Another method of thermal stimulation is disclosed in Canadian Patent 1,182,392, dated Feb. 12, 1985 in the name of Richardson et al. (see also U.S. Pat. No. 4,219,083) which discloses a nitrogen gas generation system to produce a heat spike in a water-based brine solution. In this method, the salt water solution undergoes a chemical reaction to release heat, together with nitrogen gas, as it is being delivered down the well, thereby avoiding some of the heat losses associated with transporting a hot fluid down the well as discussed above for the "hot oil" technique; the salt water solution only becomes hot when it is some way down the well. The salt water solution may then be shut in for a period of about 24 hours to allow the heat carried by the solution to melt wax located in the recovery zone. The disclosure notes that wax solvents may be flushed down the well prior to or after the injection of the heat-producing salt water solution.

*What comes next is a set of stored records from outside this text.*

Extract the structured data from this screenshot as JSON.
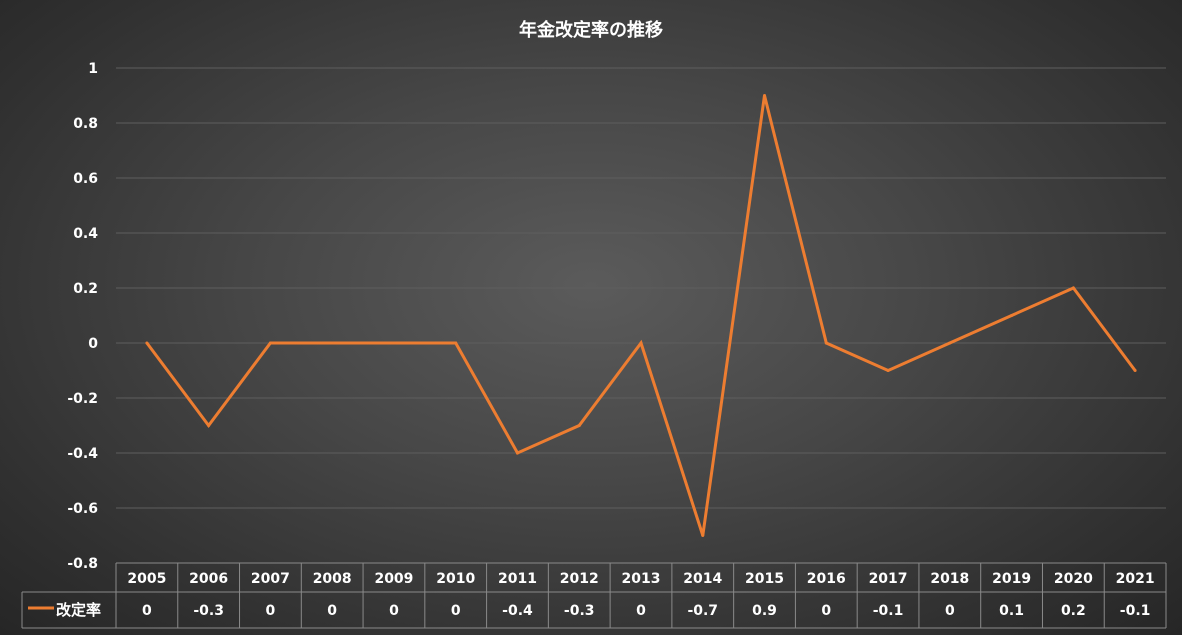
{
  "chart_data": {
    "type": "line",
    "title": "年金改定率の推移",
    "x": [
      "2005",
      "2006",
      "2007",
      "2008",
      "2009",
      "2010",
      "2011",
      "2012",
      "2013",
      "2014",
      "2015",
      "2016",
      "2017",
      "2018",
      "2019",
      "2020",
      "2021"
    ],
    "series": [
      {
        "name": "改定率",
        "values": [
          0,
          -0.3,
          0,
          0,
          0,
          0,
          -0.4,
          -0.3,
          0,
          -0.7,
          0.9,
          0,
          -0.1,
          0,
          0.1,
          0.2,
          -0.1
        ],
        "display": [
          "0",
          "-0.3",
          "0",
          "0",
          "0",
          "0",
          "-0.4",
          "-0.3",
          "0",
          "-0.7",
          "0.9",
          "0",
          "-0.1",
          "0",
          "0.1",
          "0.2",
          "-0.1"
        ]
      }
    ],
    "ylim": [
      -0.8,
      1
    ],
    "yticks": [
      "1",
      "0.8",
      "0.6",
      "0.4",
      "0.2",
      "0",
      "-0.2",
      "-0.4",
      "-0.6",
      "-0.8"
    ],
    "grid": true,
    "data_table": true,
    "colors": {
      "line": "#ED7D31",
      "background": "#3f3f3f"
    }
  }
}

However, there are several inherent disadvantages to the method disclosed in U.S. Pat. No. 1,182,392. Firstly, the wax is not soluble in the salt water solution, so even if the heat developed is sufficient to melt the solid wax deposits, two separate liquid phases will occur (i.e. a liquid hydrocarbon phase including liquid wax and crude oil and a liquid aqueous phase including formation water and salt water solution). If the water saturation is high in order to get a significant temperature rise then the relative permeability of the liquid hydrocarbon phase will be very low as compared to the water and the mobility of the hydrocarbon phase containing the wax will be obstructed. Thus, the water-based fluid cannot effectively carry the melted wax back into the reservoir and thereby remove the hydraulic blockage in the near wellbore area.